Is there any way except reimplementing SHA256 that would allow me to replace these starting values in python3?

Clarification

I have a valid HMAC* h given. Furthermore, there is the a message m that has been used (together with a secret key k) to generate h. (h = SHA256(k || m)).

My task: I need to find a way to derivate another HMAC* h' without knowing k on the basis of m. It turned out, that the new message is m' = m + pad(k||m) + a with a randomly chosen a.

Further clarification

*: With "HMAC" I do not refer to the standard of RFC 2014. HMAC in general "is a specific type of message authentication code (MAC) involving a cryptographic hash function and a secret cryptographic key." (Wikipedia.org/HMAC). In this case, the HMAC is calculated as h = SHA256(k || m) where k is the secret key, || is the concatenation and m is the message.


Solution

  • First of all, the SHA256 context includes multiple parameters. In this solution, two of these are relevant: The state which somehow represents the "progress" of the SHA256 algorithm. The final state is actually the SHA256 hash sum. And the seconds parameter is the overall message length in bits, that will be set at the end of the padding.

    Furthermore, SHA256 always uses padding what means, another sequence of bytes p is implicitly added to the input data before calculating the final hash and depends on the actual input value. So lets say SHA256(x) = mySHA256(x || p(x)) assuming that mySHA256 is not using padding.
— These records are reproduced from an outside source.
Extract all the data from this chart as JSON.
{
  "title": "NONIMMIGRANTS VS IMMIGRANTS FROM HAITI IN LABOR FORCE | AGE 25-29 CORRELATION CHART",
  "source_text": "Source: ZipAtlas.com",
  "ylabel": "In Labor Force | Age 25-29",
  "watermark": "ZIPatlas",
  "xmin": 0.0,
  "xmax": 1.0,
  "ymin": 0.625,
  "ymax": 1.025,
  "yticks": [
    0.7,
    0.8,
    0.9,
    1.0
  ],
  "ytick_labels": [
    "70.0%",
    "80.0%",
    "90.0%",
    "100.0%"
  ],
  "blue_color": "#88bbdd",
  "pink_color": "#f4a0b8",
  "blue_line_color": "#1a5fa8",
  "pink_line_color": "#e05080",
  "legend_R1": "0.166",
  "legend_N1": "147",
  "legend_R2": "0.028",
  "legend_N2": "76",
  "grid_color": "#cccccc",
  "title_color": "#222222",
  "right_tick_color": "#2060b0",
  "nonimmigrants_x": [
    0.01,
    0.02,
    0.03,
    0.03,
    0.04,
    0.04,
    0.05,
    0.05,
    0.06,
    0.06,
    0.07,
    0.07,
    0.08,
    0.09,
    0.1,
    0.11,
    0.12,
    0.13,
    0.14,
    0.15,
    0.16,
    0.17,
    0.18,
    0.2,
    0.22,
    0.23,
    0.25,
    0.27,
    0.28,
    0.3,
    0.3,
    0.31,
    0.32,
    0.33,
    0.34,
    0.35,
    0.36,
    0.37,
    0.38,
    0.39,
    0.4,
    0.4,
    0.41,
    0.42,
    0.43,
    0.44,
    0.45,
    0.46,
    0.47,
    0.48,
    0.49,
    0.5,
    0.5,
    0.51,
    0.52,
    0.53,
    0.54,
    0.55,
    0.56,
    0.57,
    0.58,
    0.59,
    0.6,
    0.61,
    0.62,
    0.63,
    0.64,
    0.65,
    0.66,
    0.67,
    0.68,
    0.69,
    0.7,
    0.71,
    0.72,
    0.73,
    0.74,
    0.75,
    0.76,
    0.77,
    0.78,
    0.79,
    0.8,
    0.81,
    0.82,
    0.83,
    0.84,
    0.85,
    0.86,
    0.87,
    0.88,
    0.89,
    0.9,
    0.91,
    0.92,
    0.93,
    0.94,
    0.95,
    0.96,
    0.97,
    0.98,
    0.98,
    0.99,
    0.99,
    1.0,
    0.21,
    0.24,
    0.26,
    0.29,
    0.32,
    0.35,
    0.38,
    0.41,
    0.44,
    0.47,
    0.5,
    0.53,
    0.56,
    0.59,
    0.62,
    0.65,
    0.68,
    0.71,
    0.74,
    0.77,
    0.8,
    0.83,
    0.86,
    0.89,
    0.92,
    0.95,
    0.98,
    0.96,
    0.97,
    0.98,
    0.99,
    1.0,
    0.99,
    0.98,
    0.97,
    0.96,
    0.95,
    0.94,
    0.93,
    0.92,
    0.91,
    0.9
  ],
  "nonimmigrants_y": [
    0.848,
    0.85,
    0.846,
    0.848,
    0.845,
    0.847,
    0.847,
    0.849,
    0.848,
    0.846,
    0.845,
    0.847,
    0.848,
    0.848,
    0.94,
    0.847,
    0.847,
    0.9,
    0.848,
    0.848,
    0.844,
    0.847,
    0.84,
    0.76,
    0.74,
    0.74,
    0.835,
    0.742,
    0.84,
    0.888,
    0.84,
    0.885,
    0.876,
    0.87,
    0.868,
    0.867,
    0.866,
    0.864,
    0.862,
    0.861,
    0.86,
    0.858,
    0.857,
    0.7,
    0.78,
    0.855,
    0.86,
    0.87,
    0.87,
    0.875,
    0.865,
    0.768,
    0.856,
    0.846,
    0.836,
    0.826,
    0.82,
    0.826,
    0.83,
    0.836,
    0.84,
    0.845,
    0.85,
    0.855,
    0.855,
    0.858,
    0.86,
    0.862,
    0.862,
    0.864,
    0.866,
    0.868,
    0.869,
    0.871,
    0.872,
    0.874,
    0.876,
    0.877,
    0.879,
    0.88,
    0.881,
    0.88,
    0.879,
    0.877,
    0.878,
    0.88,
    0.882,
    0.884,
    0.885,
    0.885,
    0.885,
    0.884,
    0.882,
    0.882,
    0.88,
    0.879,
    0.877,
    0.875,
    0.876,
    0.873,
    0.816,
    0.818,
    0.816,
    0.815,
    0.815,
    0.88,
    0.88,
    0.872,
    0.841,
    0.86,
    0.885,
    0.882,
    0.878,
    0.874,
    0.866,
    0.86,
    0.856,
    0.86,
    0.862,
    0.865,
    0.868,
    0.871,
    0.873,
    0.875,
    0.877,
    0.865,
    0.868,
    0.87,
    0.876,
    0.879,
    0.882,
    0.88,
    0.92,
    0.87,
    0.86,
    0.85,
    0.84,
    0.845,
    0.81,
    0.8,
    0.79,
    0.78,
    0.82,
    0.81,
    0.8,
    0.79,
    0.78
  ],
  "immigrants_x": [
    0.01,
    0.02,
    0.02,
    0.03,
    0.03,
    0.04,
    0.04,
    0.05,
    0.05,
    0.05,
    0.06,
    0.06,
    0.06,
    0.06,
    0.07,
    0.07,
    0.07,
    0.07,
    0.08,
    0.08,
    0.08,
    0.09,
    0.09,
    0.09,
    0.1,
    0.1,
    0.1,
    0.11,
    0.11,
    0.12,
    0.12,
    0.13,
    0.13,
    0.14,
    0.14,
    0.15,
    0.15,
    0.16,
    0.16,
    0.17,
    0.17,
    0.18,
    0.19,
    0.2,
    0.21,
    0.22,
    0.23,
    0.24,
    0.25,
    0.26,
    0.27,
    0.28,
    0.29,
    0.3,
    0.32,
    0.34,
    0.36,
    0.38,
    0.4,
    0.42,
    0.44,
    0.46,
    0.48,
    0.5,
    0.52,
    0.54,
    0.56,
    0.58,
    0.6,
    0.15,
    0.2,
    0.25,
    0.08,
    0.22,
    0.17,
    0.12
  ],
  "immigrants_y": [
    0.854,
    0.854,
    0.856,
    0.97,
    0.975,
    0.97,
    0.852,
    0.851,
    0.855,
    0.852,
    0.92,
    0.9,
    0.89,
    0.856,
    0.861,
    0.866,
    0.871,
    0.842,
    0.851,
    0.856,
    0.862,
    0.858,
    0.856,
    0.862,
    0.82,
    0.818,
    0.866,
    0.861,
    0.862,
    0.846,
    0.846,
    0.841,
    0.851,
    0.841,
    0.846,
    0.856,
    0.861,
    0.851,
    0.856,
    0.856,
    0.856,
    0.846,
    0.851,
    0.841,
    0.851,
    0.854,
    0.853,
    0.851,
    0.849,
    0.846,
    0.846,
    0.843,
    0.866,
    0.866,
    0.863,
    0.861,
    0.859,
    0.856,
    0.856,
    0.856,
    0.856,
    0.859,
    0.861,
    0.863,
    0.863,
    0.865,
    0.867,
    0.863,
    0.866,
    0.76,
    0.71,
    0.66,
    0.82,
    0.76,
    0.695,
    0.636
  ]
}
    When the given HMAC h has been generated using h = SHA256(k || m) = mySHA256(k || m || p) where k was the secret key and m was the message, h represented the final state of the SHA256 context. Additionally, we have an implicit padding p that depends on k || m. Hereby, p is not rather dependend on len(k) and not k itself, what means that we can calculate p without knowing the key but it's length.
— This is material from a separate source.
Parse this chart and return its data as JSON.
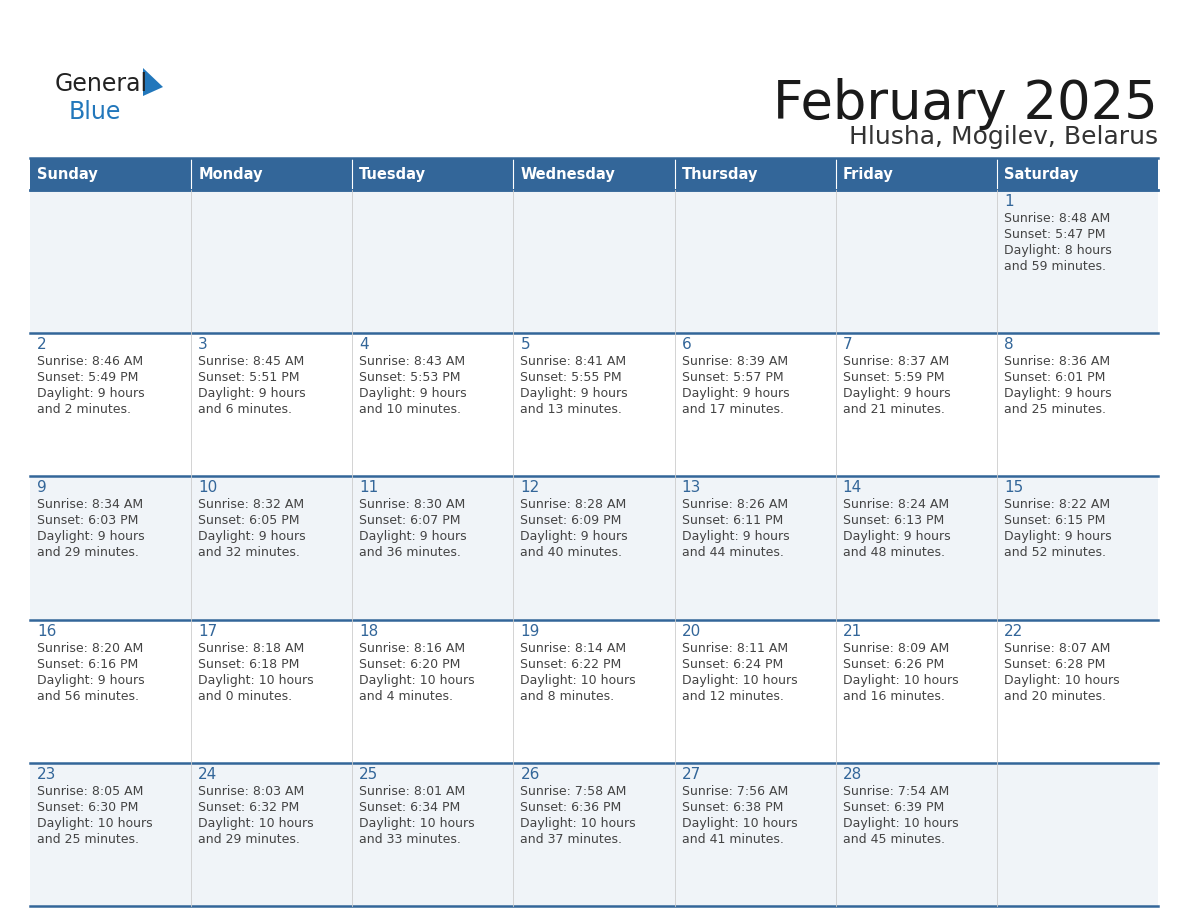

    As my target will only accept my modified message m' = m + a when I deliver a correct HMAC h' = SHA256(k || m'), I need to focus on that point now. By knowing the original HMAC h, I can set the state of the SHA256 context corresponding to h. As I know the message m as well, and I know that the overall message length in bits is (len(k) + len(m) + len(p)) * 8, my overall message length is just depending on len(k) (not k!) because len(p) only depends on len(k) and len(m). I will iterate through a range of len(k), like 1 - 64. In each iteration step, I can just insert my value for len(k). So it is possible to set the overall message length (the second parameter of my SHA256 context), too.

    When iterating through all key lengths, there will be one value that represents the length of the key that has actually been used. In that case, I have a SHA256 context that exactly equals the context of the original calculation. We can now add our arbitrary data a to the hash calculation and create another HMAC h' that does depend on the key k without knowing it. h' = SHA256(k || m || p || a)

    But now, we have to ensure that this HMAC h' equal to that one, the target calculates using our message m'. Therefore, we add our padding p to the end of original message m followed by our arbitrary message a. Finally we have m' = m || p || a.

    As the target knows the secret key in order to validate the input data, it can easily calculate SHA256(k || m') = SHA256(k || m || p || a)* and oooops! Indeed that is the same hash sum as our HMAC h' that we calculated without knowing the secret key k

    Result: We can not add a fully arbitrary message, but a message that is fully arbitrary after the padding. As the padding is mostly filled with Null-Bytes, that can disturb our attack, but that depends on each case. In my case, the Null-Bytes were ignored and I just had one artifact from the overall message length displayed before my inserted message.